Photo de cottonbro studio - Pexels Le retour du protectionnisme américain
Photo de cottonbro studio - Pexels

Tous les mois, Anaïs BEN LALLI prend le temps de décrypter les enjeux économiques de l'Union européenne dans L'Euroscope, sur euradio.  

Aujourd’hui, nous évoquons les premières décisions commerciales de Donald Trump, des mesures protectionnistes qui promettent d’ériger une grande muraille douanière aux frontières des États-Unis …

C’est exactement ce qui semble se dessiner, Laurence, à l’image de ce qui avait déjà était entrepris par Donald Trump sous son premier mandat.

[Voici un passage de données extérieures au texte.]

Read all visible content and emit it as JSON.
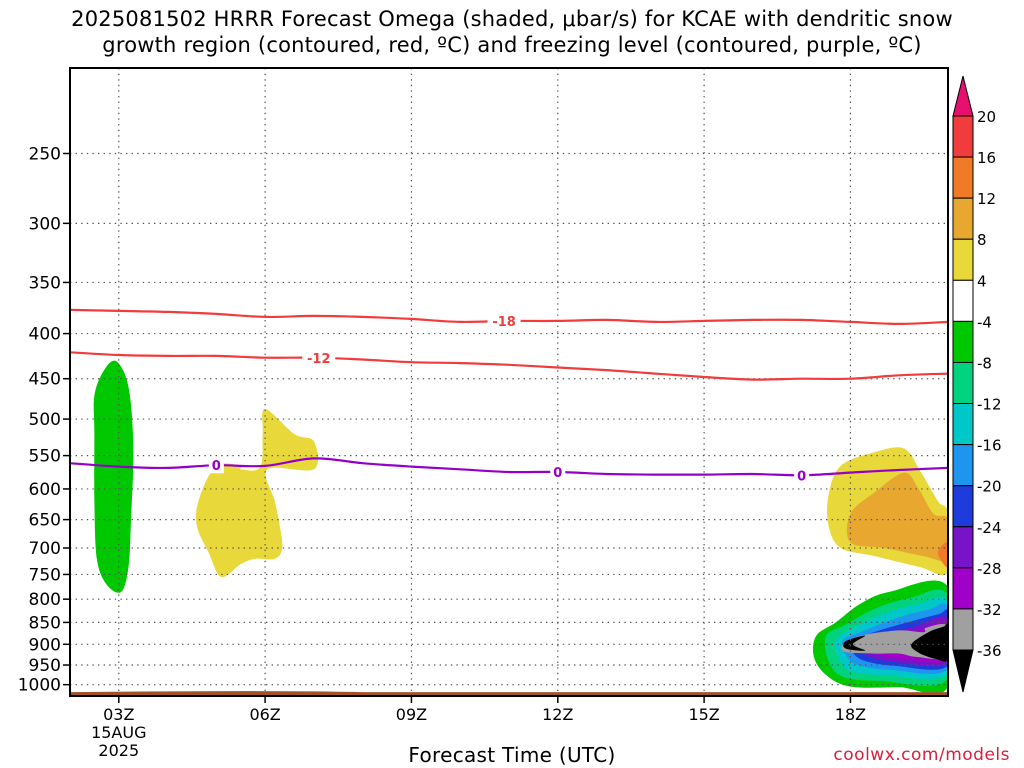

Reprenons. Le lundi 10 février dernier, Donald Trump, investi président des États-Unis depuis le 20 janvier 2025, donne le ton, en peu de temps, et signe deux décrets de renouvellement des taxes à l’importation de deux métaux, l’acier et l’aluminium, à hauteur de 25%, et là je cite les décrets : « sans exceptions ni exemptions ». Ces decrets devraient entrer en vigueur à compter du 12 mars.

Cette décision n’est pas sans rappeler celle de 2018, mais en pire. Durant son premier mandat, Donald Trump décidait déjà de taxer l’acier à hauteur de 25% et l’aluminium à hauteur de 10%. Bruxelles n’avait alors pas tardé à répliquer en ciblant leurs représailles sur des produits fabriqués essentiellement dans des États républicains, comme le bourbon ou les motos Harley-Davidson.

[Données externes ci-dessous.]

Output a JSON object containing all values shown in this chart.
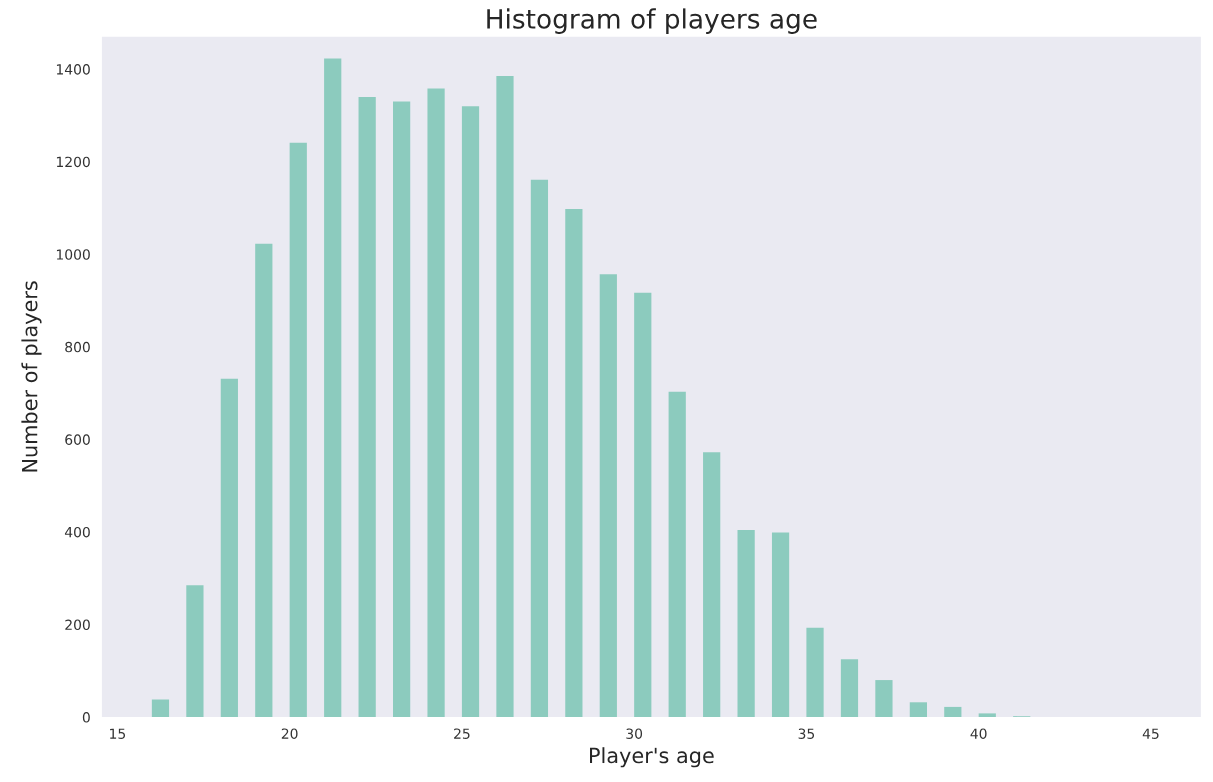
{
  "chart_data": {
    "type": "bar",
    "title": "Histogram of players age",
    "xlabel": "Player's age",
    "ylabel": "Number of players",
    "x": [
      16.25,
      17.25,
      18.25,
      19.25,
      20.25,
      21.25,
      22.25,
      23.25,
      24.25,
      25.25,
      26.25,
      27.25,
      28.25,
      29.25,
      30.25,
      31.25,
      32.25,
      33.25,
      34.25,
      35.25,
      36.25,
      37.25,
      38.25,
      39.25,
      40.25,
      41.25
    ],
    "values": [
      38,
      285,
      731,
      1023,
      1241,
      1423,
      1340,
      1330,
      1358,
      1320,
      1385,
      1161,
      1098,
      957,
      917,
      703,
      572,
      404,
      399,
      193,
      125,
      80,
      32,
      22,
      8,
      2
    ],
    "color": "#8ccbbe",
    "xlim": [
      14.55,
      46.45
    ],
    "xticks": [
      15,
      20,
      25,
      30,
      35,
      40,
      45
    ],
    "ylim": [
      0,
      1470
    ],
    "yticks": [
      0,
      200,
      400,
      600,
      800,
      1000,
      1200,
      1400
    ],
    "grid": false
  }
}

Cette guerre commerciale avait connu une trêve à compter d’octobre 2021, sous le mandat de Joe Biden, et avait été prolongée en décembre 2024 pour éviter la réintroduction automatique de droits de douane à compter du 1er janvier 2025.

Malheureusement, l'annonce de ces nouvelles barrières tarifaires a porté un coup d’arrêt à cette trêve.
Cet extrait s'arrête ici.